- Education: University of Adelaide
- Occupations: Game designer business consultant
- Notable work: Hollow Knight; Exo One;
- Title: Co-founder of Ember League

= David Kazi =

Australian game designer

David Kazi is an Australian game designer and business consultant who co-founded the indie game studio Ember League, which is developing Bit Awakening. He previously worked on Hollow Knight (2017) and Exo One (2021), being a full-time Team Cherry employee while working on the former.

==Early life and education==
Kazi received a Bachelor of Computer Science at the University of Adelaide, and a Diploma of Project Management.

==Career==
Before entering the games industry, Kazi worked at a locally owned Australian internet company, initially in a call center and later in web development, managing the company’s website and building backend systems. He also did freelance graphic design and logo work as a side-gig. Around 2009, he began experimenting with the Unity game engine, which led him to pursue game development.
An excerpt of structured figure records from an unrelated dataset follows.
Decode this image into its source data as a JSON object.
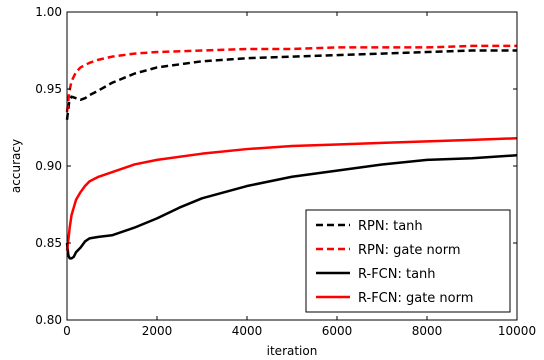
{
  "chart_data": {
    "type": "line",
    "title": "",
    "xlabel": "iteration",
    "ylabel": "accuracy",
    "xlim": [
      0,
      10000
    ],
    "ylim": [
      0.8,
      1.0
    ],
    "xticks": [
      0,
      2000,
      4000,
      6000,
      8000,
      10000
    ],
    "yticks": [
      0.8,
      0.85,
      0.9,
      0.95,
      1.0
    ],
    "xtick_labels": [
      "0",
      "2000",
      "4000",
      "6000",
      "8000",
      "10000"
    ],
    "ytick_labels": [
      "0.80",
      "0.85",
      "0.90",
      "0.95",
      "1.00"
    ],
    "grid": false,
    "legend_position": "bottom-right",
    "series": [
      {
        "name": "RPN: tanh",
        "color": "#000000",
        "style": "dashed",
        "x": [
          0,
          50,
          100,
          200,
          300,
          400,
          500,
          700,
          1000,
          1500,
          2000,
          2500,
          3000,
          4000,
          5000,
          6000,
          7000,
          8000,
          9000,
          10000
        ],
        "y": [
          0.93,
          0.942,
          0.945,
          0.944,
          0.943,
          0.944,
          0.946,
          0.949,
          0.954,
          0.96,
          0.964,
          0.966,
          0.968,
          0.97,
          0.971,
          0.972,
          0.973,
          0.974,
          0.975,
          0.975
        ]
      },
      {
        "name": "RPN: gate norm",
        "color": "#ff0000",
        "style": "dashed",
        "x": [
          0,
          50,
          100,
          200,
          300,
          500,
          700,
          1000,
          1500,
          2000,
          3000,
          4000,
          5000,
          6000,
          7000,
          8000,
          9000,
          10000
        ],
        "y": [
          0.935,
          0.948,
          0.955,
          0.961,
          0.964,
          0.967,
          0.969,
          0.971,
          0.973,
          0.974,
          0.975,
          0.976,
          0.976,
          0.977,
          0.977,
          0.977,
          0.978,
          0.978
        ]
      },
      {
        "name": "R-FCN: tanh",
        "color": "#000000",
        "style": "solid",
        "x": [
          0,
          30,
          60,
          100,
          150,
          200,
          300,
          400,
          500,
          700,
          1000,
          1500,
          2000,
          2500,
          3000,
          4000,
          5000,
          6000,
          7000,
          8000,
          9000,
          10000
        ],
        "y": [
          0.85,
          0.842,
          0.84,
          0.84,
          0.841,
          0.844,
          0.847,
          0.851,
          0.853,
          0.854,
          0.855,
          0.86,
          0.866,
          0.873,
          0.879,
          0.887,
          0.893,
          0.897,
          0.901,
          0.904,
          0.905,
          0.907
        ]
      },
      {
        "name": "R-FCN: gate norm",
        "color": "#ff0000",
        "style": "solid",
        "x": [
          0,
          30,
          60,
          100,
          150,
          200,
          300,
          400,
          500,
          700,
          1000,
          1500,
          2000,
          3000,
          4000,
          5000,
          6000,
          7000,
          8000,
          9000,
          10000
        ],
        "y": [
          0.845,
          0.852,
          0.86,
          0.868,
          0.873,
          0.878,
          0.883,
          0.887,
          0.89,
          0.893,
          0.896,
          0.901,
          0.904,
          0.908,
          0.911,
          0.913,
          0.914,
          0.915,
          0.916,
          0.917,
          0.918
        ]
      }
    ]
  }
}
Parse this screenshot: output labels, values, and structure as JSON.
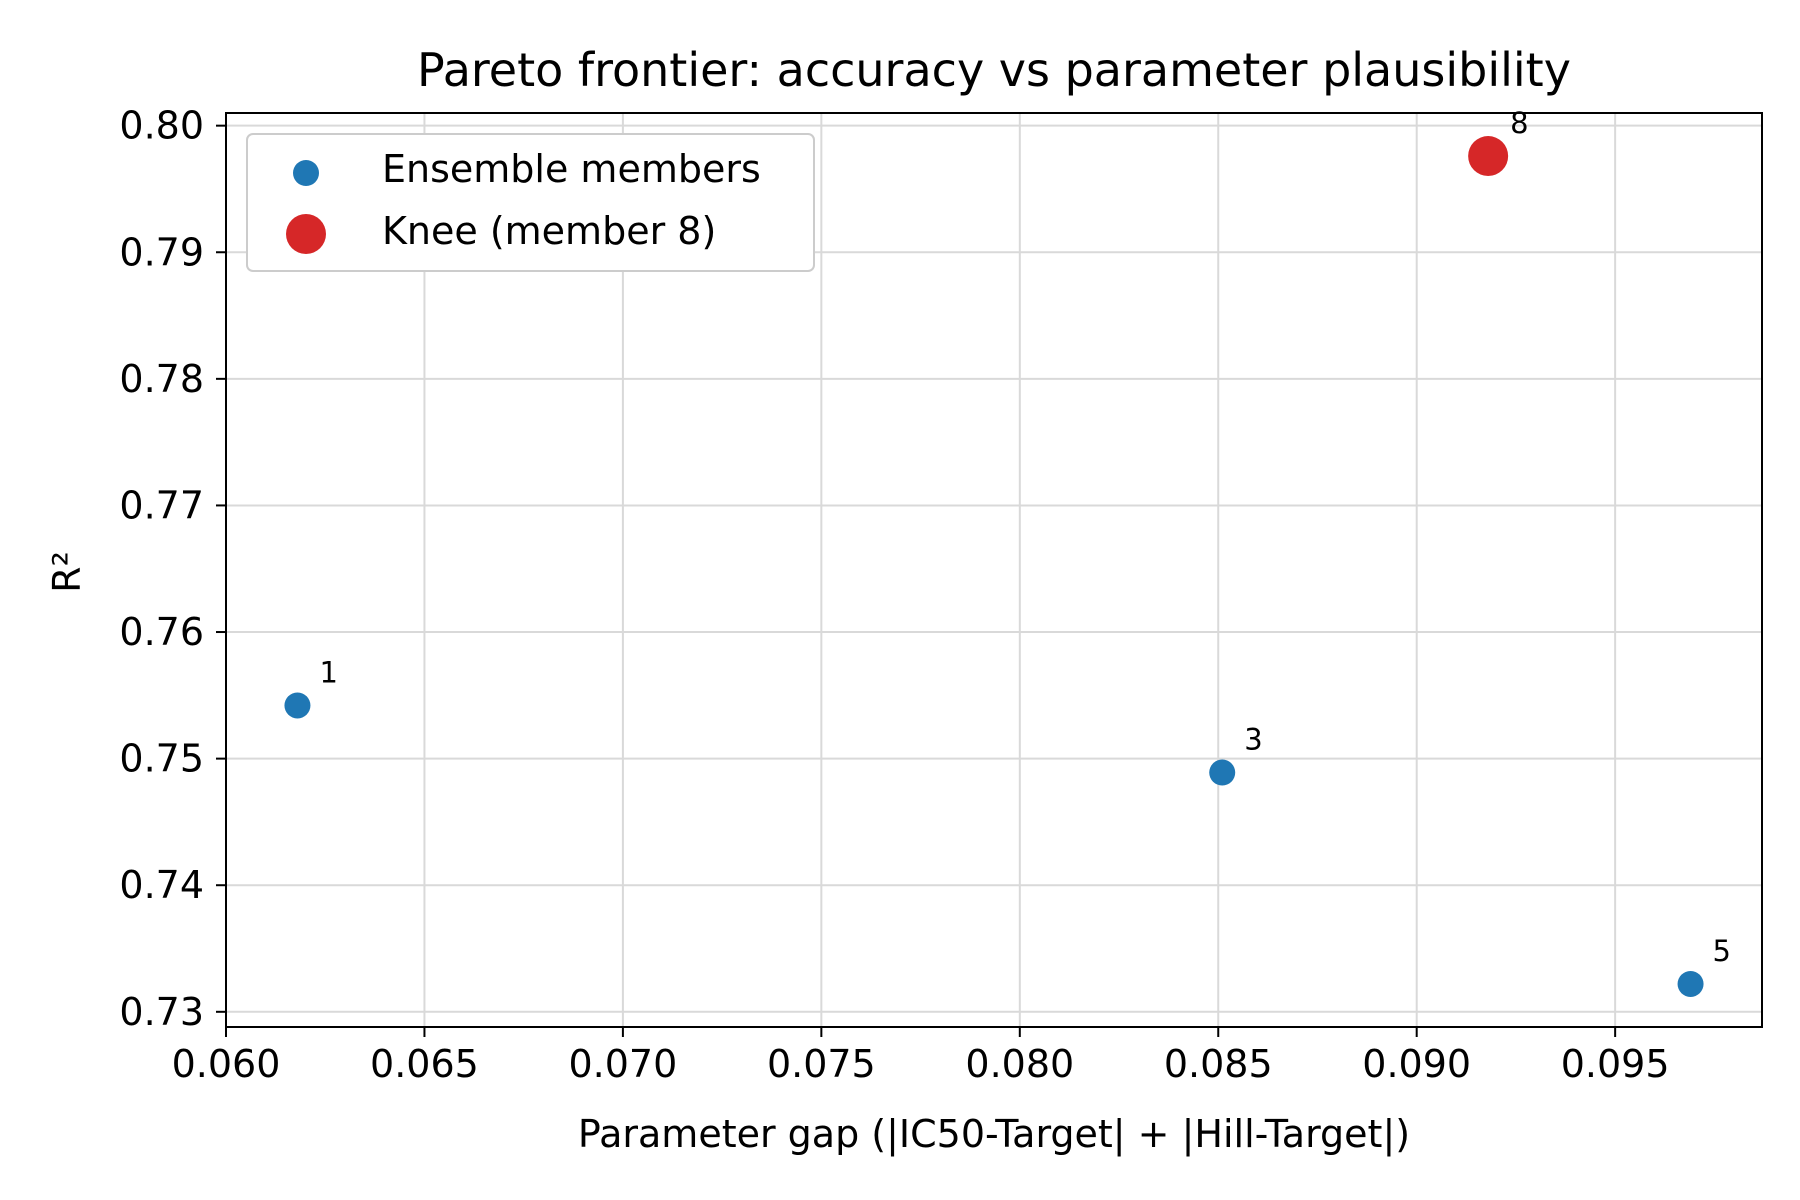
{
  "chart_data": {
    "type": "scatter",
    "title": "Pareto frontier: accuracy vs parameter plausibility",
    "xlabel": "Parameter gap (|IC50-Target| + |Hill-Target|)",
    "ylabel": "R²",
    "xlim": [
      0.06,
      0.0987
    ],
    "ylim": [
      0.7288,
      0.801
    ],
    "xticks": [
      "0.060",
      "0.065",
      "0.070",
      "0.075",
      "0.080",
      "0.085",
      "0.090",
      "0.095"
    ],
    "yticks": [
      "0.73",
      "0.74",
      "0.75",
      "0.76",
      "0.77",
      "0.78",
      "0.79",
      "0.80"
    ],
    "grid": true,
    "legend_position": "upper-left",
    "series": [
      {
        "name": "Ensemble members",
        "color": "#1f77b4",
        "points": [
          {
            "x": 0.0618,
            "y": 0.7542,
            "label": "1"
          },
          {
            "x": 0.0851,
            "y": 0.7489,
            "label": "3"
          },
          {
            "x": 0.0969,
            "y": 0.7322,
            "label": "5"
          }
        ]
      },
      {
        "name": "Knee (member 8)",
        "color": "#d62728",
        "points": [
          {
            "x": 0.0918,
            "y": 0.7976,
            "label": "8"
          }
        ]
      }
    ]
  }
}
In 2014, Kazi was employed by Team Cherry, acting as the technical director for their game Hollow Knight. He helped move Hollow Knight over to Unity, as it was then-using the Stencyl engine. In 2018, he left the company after landing a "cushy corporate gig". He later worked on Exo One (2021), helping creator Jay Wetson with programming. In 2023, founded the indie game studio Ember League, alongside Alan Evans, who he met during his full-time job as a business consultant. Kazi is currently the owner of the studio, and the Creative Director. He is working on the studio's debut game, Bit Awakening, which started development in 2023.